The Commerce Commission has released its latest annual telecommunications monitoring report analysing the state of New Zealand’s telecommunications markets.

The Commerce Commission has released its latest annual telecommunications monitoring report analysing the state of New Zealand’s telecommunications markets.

Telecommunications Commissioner Dr Stephen Gale says the industry continues to change rapidly, with data consumption accelerating and mobile calling set to overtake that on fixed lines.

“New Zealand is well served, when we compare ourselves internationally, with regard to the ability for people to participate in the digital world - that is, to access government services, internet banking, news and social networking,” he says.

“The World Internet Project reports 91 percent of New Zealanders consider themselves active internet users.

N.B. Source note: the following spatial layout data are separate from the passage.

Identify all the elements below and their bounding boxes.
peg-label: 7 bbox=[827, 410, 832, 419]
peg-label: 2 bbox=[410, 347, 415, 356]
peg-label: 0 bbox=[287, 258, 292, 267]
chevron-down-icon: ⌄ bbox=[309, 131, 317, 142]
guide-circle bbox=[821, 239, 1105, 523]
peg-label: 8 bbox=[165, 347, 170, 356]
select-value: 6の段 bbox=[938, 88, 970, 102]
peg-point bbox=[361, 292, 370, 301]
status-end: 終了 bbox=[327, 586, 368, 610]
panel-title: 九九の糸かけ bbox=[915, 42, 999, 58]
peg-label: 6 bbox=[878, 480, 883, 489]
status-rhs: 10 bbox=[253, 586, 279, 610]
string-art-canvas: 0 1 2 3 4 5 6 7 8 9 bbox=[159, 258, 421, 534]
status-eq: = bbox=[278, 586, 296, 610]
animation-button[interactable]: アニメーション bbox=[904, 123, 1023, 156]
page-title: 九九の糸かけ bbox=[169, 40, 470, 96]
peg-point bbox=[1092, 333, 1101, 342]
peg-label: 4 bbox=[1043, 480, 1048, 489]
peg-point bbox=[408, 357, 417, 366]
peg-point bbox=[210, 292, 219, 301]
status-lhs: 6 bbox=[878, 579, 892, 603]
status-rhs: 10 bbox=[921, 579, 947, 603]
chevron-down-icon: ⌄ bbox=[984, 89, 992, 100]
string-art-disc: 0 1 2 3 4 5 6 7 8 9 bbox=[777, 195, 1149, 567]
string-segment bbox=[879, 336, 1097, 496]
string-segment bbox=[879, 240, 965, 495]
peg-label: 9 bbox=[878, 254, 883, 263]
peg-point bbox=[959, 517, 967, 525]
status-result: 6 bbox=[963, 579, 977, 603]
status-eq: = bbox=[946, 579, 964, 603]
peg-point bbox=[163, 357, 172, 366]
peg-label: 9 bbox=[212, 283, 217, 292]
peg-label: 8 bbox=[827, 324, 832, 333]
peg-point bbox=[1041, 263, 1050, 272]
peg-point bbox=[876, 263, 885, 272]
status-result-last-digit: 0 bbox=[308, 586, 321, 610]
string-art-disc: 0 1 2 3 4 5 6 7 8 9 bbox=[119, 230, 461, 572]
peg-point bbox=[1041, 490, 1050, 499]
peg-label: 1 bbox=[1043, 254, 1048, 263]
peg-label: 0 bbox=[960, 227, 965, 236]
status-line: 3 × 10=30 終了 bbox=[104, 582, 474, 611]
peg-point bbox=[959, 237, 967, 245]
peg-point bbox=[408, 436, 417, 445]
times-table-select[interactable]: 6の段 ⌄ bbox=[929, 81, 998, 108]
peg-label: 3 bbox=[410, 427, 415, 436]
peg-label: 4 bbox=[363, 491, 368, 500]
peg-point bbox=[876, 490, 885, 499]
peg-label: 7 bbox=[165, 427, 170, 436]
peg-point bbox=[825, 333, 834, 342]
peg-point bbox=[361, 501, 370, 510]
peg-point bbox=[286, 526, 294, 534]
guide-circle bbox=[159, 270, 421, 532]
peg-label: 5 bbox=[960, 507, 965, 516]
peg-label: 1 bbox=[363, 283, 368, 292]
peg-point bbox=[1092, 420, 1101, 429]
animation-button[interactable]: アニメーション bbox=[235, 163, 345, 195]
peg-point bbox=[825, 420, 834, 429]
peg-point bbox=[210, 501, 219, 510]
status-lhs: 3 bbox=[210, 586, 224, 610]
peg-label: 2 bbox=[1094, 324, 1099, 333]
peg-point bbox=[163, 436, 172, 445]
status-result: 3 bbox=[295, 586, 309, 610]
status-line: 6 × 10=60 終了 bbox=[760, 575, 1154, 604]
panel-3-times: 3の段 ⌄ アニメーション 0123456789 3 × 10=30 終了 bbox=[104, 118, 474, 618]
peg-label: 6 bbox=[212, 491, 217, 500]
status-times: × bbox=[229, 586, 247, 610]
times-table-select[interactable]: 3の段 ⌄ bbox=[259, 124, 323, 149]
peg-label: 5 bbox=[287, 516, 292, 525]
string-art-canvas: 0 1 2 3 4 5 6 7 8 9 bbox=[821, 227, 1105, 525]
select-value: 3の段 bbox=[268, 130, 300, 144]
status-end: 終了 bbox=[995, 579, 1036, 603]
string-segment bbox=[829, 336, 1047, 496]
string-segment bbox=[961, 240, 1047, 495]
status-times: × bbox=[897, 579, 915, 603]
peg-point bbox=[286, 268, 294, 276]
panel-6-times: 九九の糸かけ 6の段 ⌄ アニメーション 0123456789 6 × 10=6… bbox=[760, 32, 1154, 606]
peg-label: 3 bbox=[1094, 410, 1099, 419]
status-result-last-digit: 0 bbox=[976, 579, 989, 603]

“Our cheapest broadband services, at $75 per month, are five percent below OECD averages and fixed wireless broadband is available at $55 per month in 4G areas. We are also world leaders in affordable, low-user pay-as-you-go mobile plans.

“Contributing to economic growth, we now have numerous retail service providers marketing ultra-fast broadband on fibre. The prices for our higher-speed higher-data fibre services are close to OECD averages and well below those in Australia.”

As of 31 March 2016, ultra-fast fibre was available to 922,000 premises with 197,000 connected while in the copper broadband retail market, prices are more dispersed.

Wholesale broadband prices are $4 less now than 18 months ago, but the most popular voice and broadband retail bundles are generally more expensive than at that time, albeit with higher data caps.

“The trend, globally and in New Zealand, has been for consumers to get increasingly more data for their dollar whether via mobile or broadband plans,” Dr Gale adds.

“We wouldn’t have expected copper broadband retail bundles to be more expensive now than they were in 2014, given the drop in wholesale costs.

“We are keen to better understand the drivers behind this price rise and will keep an eye on competition in this particular market. It will pay for consumers to shop around.”

According to Dr Gale, new paid video streaming services took off in popularity from March 2015, with various retailers and Chorus reporting significant increases in data traffic to these sites.

“The increased traffic noticeably slowed some broadband services at peak times, which led to extra investment in capacity to resolve the issue,” Dr Gale adds.

In New Zealand, mobile pricing also continues to be competitive. For example, a bundle with unlimited calls and 2GB of data could be purchased in February 2016 for $59 per month, compared to $69 in August 2014 while the average broadband data consumed per connection jumped 50 percent in 2015, from 32GB per month to 48GB.

In addition, mobile data use increased 70 percent to reach 390MB per month over the same period with industry investment up to a new record of $1.77 billion in 2015.

Going forward, Dr Gale says ,obile revenue is set to exceed fixed line this year, increasing to $2.54 billion and dropping to $2.57 billion respectively in 2015.

Meanwhile, total telecommunications retail revenue reduced for the third consecutive year to $5.11 billion in 2015, down from $5.17 billion the previous year.